To gauge the problem across the world, The Swiftest has issued its Animal Rights Index for 2021. It examines the best and worst countries for animal rights from a universe of 65 countries.
The ratings take into account a broad number of factors. The author wrote:
I utilized nine key factors including things like recognition of animal sentience and suffering, whether fur farming is banned, laws against animal cruelty and even meat consumption per capita to name a few data points.
In particular, these factors were:
- Recognition of animal sentience (which Merriam-Webster defines as “feeling or sensation as distinguished from perception and thought”)

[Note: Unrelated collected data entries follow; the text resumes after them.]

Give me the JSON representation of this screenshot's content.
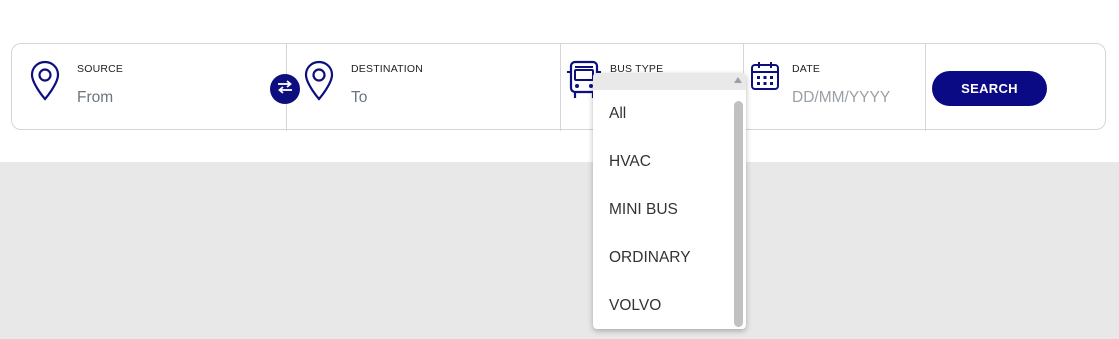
{
  "search_bar": {
    "source": {
      "label": "SOURCE",
      "placeholder": "From",
      "icon": "location-pin-icon"
    },
    "swap": {
      "icon": "swap-arrows-icon"
    },
    "destination": {
      "label": "DESTINATION",
      "placeholder": "To",
      "icon": "location-pin-icon"
    },
    "bus_type": {
      "label": "BUS TYPE",
      "icon": "bus-icon"
    },
    "date": {
      "label": "DATE",
      "placeholder": "DD/MM/YYYY",
      "icon": "calendar-icon"
    },
    "search_button": {
      "label": "SEARCH"
    }
  },
  "bus_type_dropdown": {
    "options": [
      "All",
      "HVAC",
      "MINI BUS",
      "ORDINARY",
      "VOLVO"
    ]
  },
  "colors": {
    "brand_navy": "#0a0a85",
    "border": "#d6d6d6",
    "band_gray": "#e8e8e8"
  }
}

- Recognition of animal suffering
- Laws against animal cruelty (which likely vary widely in terms of punishment)
- National fur farm bans
- Support for what the study describes as a “universal recognition of the United Declaration of Animal Welfare”
- Meat consumption per capita
- Percentage of protected areas
- Pesticide use per hectare (which is 2.5 acres)

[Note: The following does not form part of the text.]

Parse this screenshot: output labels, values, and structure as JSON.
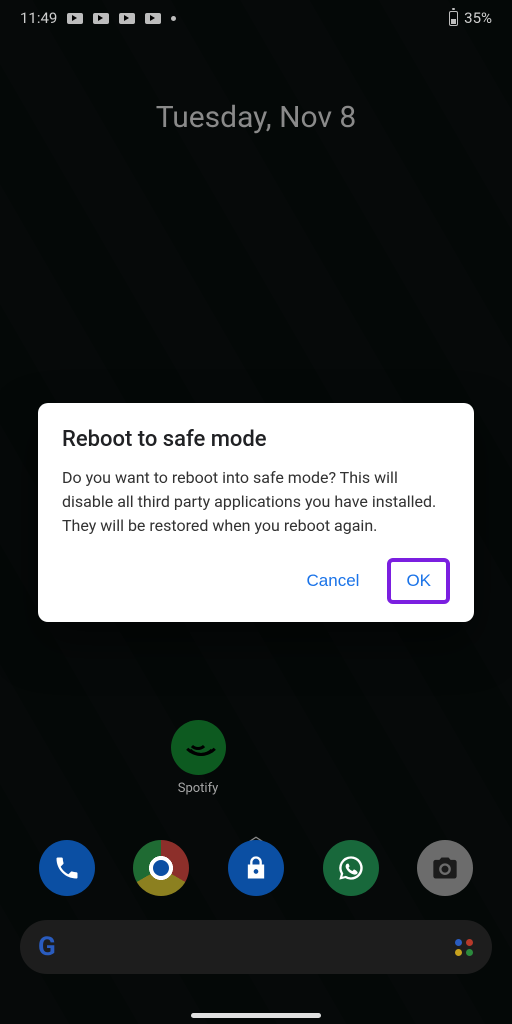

- An environmental performance index rating
Each of the 65 countries is given a score with what the study calls an animal rights index. This index is used to create a grade from A to F.
The country with the worst score by far was China at 12.46 and a grade of F. By way of contrast, Luxembourg ranked first with a score of 519.68 and a grade of A.
China’s last-place spot was followed by Vietnam with a score of 45.24 and Iran with a score of 71.40. Both receive a grade of F as well.